Plenary Session with All Participants
After lunch on Saturday, all conference attendees gathered for a talk by Prof. Bruce L. Zuraw, Director of the University of California San Diego, United States. Professor Zuraw addressed Ten Important Questions Often Asked About HAE:
1. Why me?
HAE is a genetic condition, and in most cases, one of your parents has a mutation that causes HAE. There are patients with HAE that have no family history. This group had a spontaneous gene mutation that causes HAE at conception and can pass the condition to their offspring.
2. Am I in Danger?
Untreated patients have about two attacks per month, but swelling can occur more or less frequently. Swelling affecting the airway can be fatal if not appropriately treated. Abdominal attacks are painful and debilitating. Untreated HAE has a significantly negative effect on the patients’ lives, affecting school, work, and social activities. HAE can cause a significant psychological burden.
3. What about my Family?
Many HAE patients have family members who have died from laryngeal swellings. Proper diagnosis is critical for effective management. All family members should be tested for HAE.
4. What Causes Attacks?
A complex biological process in the blood that ultimately causes the production of bradykinin – a peptide that causes the capillaries to leak fluid into body tissues. Triggers include stress, physical trauma, surgical procedures, infections, medications such as a blood pressure medicine called ACE inhibitors, and estrogen used in women for birth control and hormone replacement therapy related to menopause.
5. Can I Treat Attacks?
There is a variety of effective treatments approved for treating HAE attacks, and they include C1 inhibitor IV injections (recombinant and plasma-derived) and icatibant. Attacks affecting the airway are emergencies requiring immediate medical care to provide treatment and protect the airway. It is crucial everyone knows that antihistamines, corticosteroids (such as prednisone), and epinephrine do not work and should not be used to treat HAE attacks.
6. Can I Prevent Attacks?
There are a variety of therapies to prevent HAE attacks. First-line therapies include Plasma-derived C1 inhibitor concentrate that can be injected subcutaneously or IV. Lanadelumab is a kallikrein inhibitor delivered by subcutaneous injection, and berotralstat is another kallikrein inhibitor in pill form. Second-line therapies include androgens (danazol) and antifibrinolytics (tranexamic acid). There is no formula for who should be prescribed preventative treatment. The decision must be individualized based on improving the quality of life.
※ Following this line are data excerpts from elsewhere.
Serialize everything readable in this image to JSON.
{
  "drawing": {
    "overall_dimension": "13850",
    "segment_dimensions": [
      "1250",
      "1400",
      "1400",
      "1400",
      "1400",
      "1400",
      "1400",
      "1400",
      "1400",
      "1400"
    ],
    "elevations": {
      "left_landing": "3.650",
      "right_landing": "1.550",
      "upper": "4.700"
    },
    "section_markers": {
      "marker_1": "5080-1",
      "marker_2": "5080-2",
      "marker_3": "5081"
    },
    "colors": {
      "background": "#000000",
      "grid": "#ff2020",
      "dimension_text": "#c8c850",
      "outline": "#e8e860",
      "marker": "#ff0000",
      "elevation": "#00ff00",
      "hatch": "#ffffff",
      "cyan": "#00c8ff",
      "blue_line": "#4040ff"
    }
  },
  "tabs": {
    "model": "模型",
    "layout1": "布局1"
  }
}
7. How Do I Find a Doctor?
Very few doctors are HAE experts. You want a doctor who is willing to learn about HAE, work with an HAE expert, and develop a patient-physician partnership with you that includes shared decision-making. Every patient should have an HAE management plan that includes extensive patient education and consideration of all treatment options, coordination of care, and treatment logistics.
8. What if I get pregnant?
HAE does not affect fertility nor cause spontaneous abortion or negative pregnancy outcomes. The impact of pregnancy on HAE is highly variable – attacks may increase, decrease, or stay the same. Attacks are very rare during delivery but may increase in the weeks following delivery. Depression is not uncommon after delivery. C1 Inhibitor is the medication of choice during pregnancy.
9. Will My Life Ever Be Normal?
The goal of HAE treatment is to allow leading a normal life free from symptoms and medicine-related side effects. Reaching this goal requires a team effort between the doctor and patient that includes education and a treatment and action plan. Eight treatments are approved by regulatory authorities, and the future looks bright with nine potential therapies in various stages of clinical trials.
10. Who Can I Turn to for Help?
HAEi works every day to make sure your voice is heard. Building networks of physicians and patient organizations is key, as is the further development of clinical registries and research consortiums.